Sync Crawls
Crawl a single URL and receive immediate results without creating a background job. Perfect for quick lookups, API integrations, or when you need results right away.
Endpoint
GET /api/v1/crawls/sync
Auth Required
Bearer Token (Private Key)
Max Timeout
120 seconds
Sync vs Async Crawls
Choose the right approach for your use case:
| Feature | Sync Crawls | Async Crawls |
|---|---|---|
| HTTP Method | GET | POST |
| URLs | Single URL only | Multiple URLs, full site crawl |
| Response | Immediate results (200 OK) | Job ID (202 Accepted), poll for results |
| Depth | Single page only | Configurable depth (default: 1) |
| Webhooks | Not supported | Supported |
| Events | Does not emit events | Emits crawl lifecycle events |
| Persistence | No database record | Creates background job in database |
| Use Case | Quick lookups, API integrations | Large crawls, batch processing |
API Endpoint
GET /api/v1/crawls/sync
Parameters
| Parameter | Type | Required | Default | Description |
|---|---|---|---|---|
url | string | Yes | — | The URL to crawl (must be HTTP or HTTPS) |
result_format | string | No | html | Output format: html, text, markdown, or json |
timeout | integer | No | 30000 | Request timeout in milliseconds (max: 120000) |
Usage Examples
Basic Request
curl -X GET "https://your-server/api/v1/crawls/sync?url=https://example.com" \
-H "Authorization: Bearer sk_your_api_key" With Markdown Format
curl -X GET "https://your-server/api/v1/crawls/sync?url=https://example.com&result_format=markdown" \
-H "Authorization: Bearer sk_your_api_key" Custom Timeout
curl -X GET "https://your-server/api/v1/crawls/sync?url=https://example.com&timeout=60000" \
-H "Authorization: Bearer sk_your_api_key" Output Formats
htmlRaw HTML content (default). Returns the full HTML source.

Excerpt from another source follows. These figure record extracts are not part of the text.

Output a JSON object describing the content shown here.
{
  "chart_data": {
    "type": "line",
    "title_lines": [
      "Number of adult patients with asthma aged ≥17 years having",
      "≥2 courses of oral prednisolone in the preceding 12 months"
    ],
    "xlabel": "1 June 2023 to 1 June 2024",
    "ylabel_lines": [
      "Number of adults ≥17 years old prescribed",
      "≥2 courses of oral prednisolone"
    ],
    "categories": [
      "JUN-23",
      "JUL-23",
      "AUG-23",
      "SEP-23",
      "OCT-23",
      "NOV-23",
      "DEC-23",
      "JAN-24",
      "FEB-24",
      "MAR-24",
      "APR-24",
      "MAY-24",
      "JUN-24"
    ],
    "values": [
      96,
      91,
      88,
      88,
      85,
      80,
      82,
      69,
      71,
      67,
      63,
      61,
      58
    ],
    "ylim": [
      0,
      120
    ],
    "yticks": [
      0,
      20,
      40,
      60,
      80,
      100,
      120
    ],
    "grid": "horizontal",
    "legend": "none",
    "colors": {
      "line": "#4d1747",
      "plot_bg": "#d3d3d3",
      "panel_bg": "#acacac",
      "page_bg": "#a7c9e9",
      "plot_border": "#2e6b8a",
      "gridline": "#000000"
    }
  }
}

textPlain text with HTML tags removed. Clean, readable content.
markdownConverted to Markdown format. Great for AI processing.
jsonStructured JSON with metadata. Full parsing details.
Response Format
Success Response (200 OK)
{
"data": [
{
"url": "https://example.com",
"title": "Example Domain",
"description": "Example Description",
"content": "<html>...</html>",
"content_type": "html",
"status_code": 200,
"response_time_ms": 150,
"content_length": 1256,
"fetched_at": "2024-01-15T10:30:00Z"
}
],
"errors": []
} Error Response
{
"data": [],
"errors": [
{
"url": "https://example.com",
"category": "fetch_failed",
"message": "Connection refused"
}
]
} Error Handling
HTTP Status Codes
| Status | Description |
|---|---|
200 | Success (check errors array for crawl failures) |
401 | Missing or invalid API key |
403 | Public API key used (requires private key) |
408 | Request timeout |
422 | Invalid URL or parameters |
429 | Rate limit exceeded |
Error Categories
| Category | Description |
|---|---|
fetch_failed | Network error (connection refused, DNS failure, etc.) |
robots_blocked | URL blocked by robots.txt |
content_too_large | Response exceeded 10MB limit |
no_result | No response from crawler |
internal_error | Unexpected error during crawling |
Rate Limiting
Sync crawls have a lower concurrency limit than async crawls. The response includes a
Retry-After header when limits are exceeded. Use async crawls for batch operations.
Security Features
SSRF Protection
Mulberry blocks access to internal and private addresses to prevent server-side request forgery:
localhostand127.0.0.0/810.0.0.0/8(private network)172.16.0.0/12(private network)192.168.0.0/16(private network)169.254.0.0/16(link-local)::1(IPv6 loopback)
Content Size Limits
Responses larger than 10MB are rejected with a content_too_large error.
Adjust the timeout parameter as needed for slow-loading pages.
MCP Integration
The sync crawl is also available as an MCP tool for AI agents:
MCP Tool Call
{
"url": "https://example.com",
"result_format": "markdown",
"timeout": 30000
} When to Use Sync Crawls
Use sync crawls when you need immediate results for a single page. For multi-page crawls,
site traversal, or webhook notifications, use async crawls.